In our lab, we use physiological, biochemical histological, and molecular tools to study the different aspects of climate change on plant transpiration regulation. Our research focuses, on exploring mechanisms and pathways that involve in stomatal conductance regulation in response to CO2, drought, and cold stress. We combine applicative and basic science to advance knowledge and provide practices for agricultural problems.

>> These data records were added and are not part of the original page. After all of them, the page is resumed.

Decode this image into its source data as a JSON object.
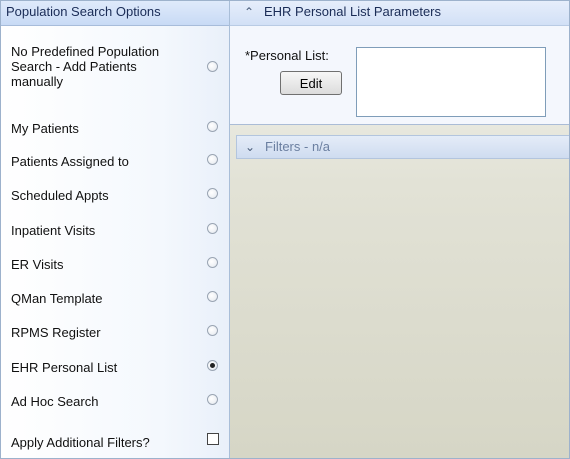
{
  "left_panel": {
    "title": "Population Search Options",
    "options": [
      {
        "label": "No Predefined Population Search - Add Patients manually",
        "selected": false
      },
      {
        "label": "My Patients",
        "selected": false
      },
      {
        "label": "Patients Assigned to",
        "selected": false
      },
      {
        "label": "Scheduled Appts",
        "selected": false
      },
      {
        "label": "Inpatient Visits",
        "selected": false
      },
      {
        "label": "ER Visits",
        "selected": false
      },
      {
        "label": "QMan Template",
        "selected": false
      },
      {
        "label": "RPMS Register",
        "selected": false
      },
      {
        "label": "EHR Personal List",
        "selected": true
      },
      {
        "label": "Ad Hoc Search",
        "selected": false
      }
    ],
    "additional_filters": {
      "label": "Apply Additional Filters?",
      "checked": false
    }
  },
  "params_panel": {
    "title": "EHR Personal List Parameters",
    "collapse_icon": "double-chevron-up-icon",
    "personal_list_label": "*Personal List:",
    "edit_button": "Edit",
    "personal_list_value": ""
  },
  "filters_panel": {
    "title": "Filters - n/a",
    "expand_icon": "double-chevron-down-icon"
  }
}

CO2 Stomatal conductance regulation
Stomatal pores are responsible for plant water loss. CO2 levels in leaves are determined by respiration, photosynthesis, stomatal conductance and atmospheric [CO2]. Low concentrations of CO2 cause stomatal opening, whereas elevated CO2 concentrations trigger stomatal closure. It has been suggested that plant hormones involve in stomatal conductance regulation. Our aim is to detect plant hormones that are involved in CO2 induce stomatal movement. We study this complex mechanism using reverse genetics, physiological, metabolomics, and biochemical approaches.
Chilling damage in mango trees
Mango is one of the world's most important fruit trees. The crop stands at about 46 million tons (FAOstat, 2016) and is second only to banana among the tropical and subtropical fruits. Much research has been done on climate change and its effects on various crops in agriculture. Many forecasts indicate an increase in the frequency and extremes of cold events, and, as a result, exacerbation of weather damage in agriculture. Tropical and subtropical plants are particularly sensitive to cold, with mango being one of the most sensitive ones among subtropical fruit trees grown in the Mediterranean (citrus, avocado, lychee).
Minimum temperature vulnerabilities are divided into three types: a) Frost b) Daily colds and c) "Night-cold-day-light" which are the most common cold stress in the temperate mango growing areas. "Night-cold-day-light" are chill or cold stress, where the temperature drops at night, followed by a warm, bright day.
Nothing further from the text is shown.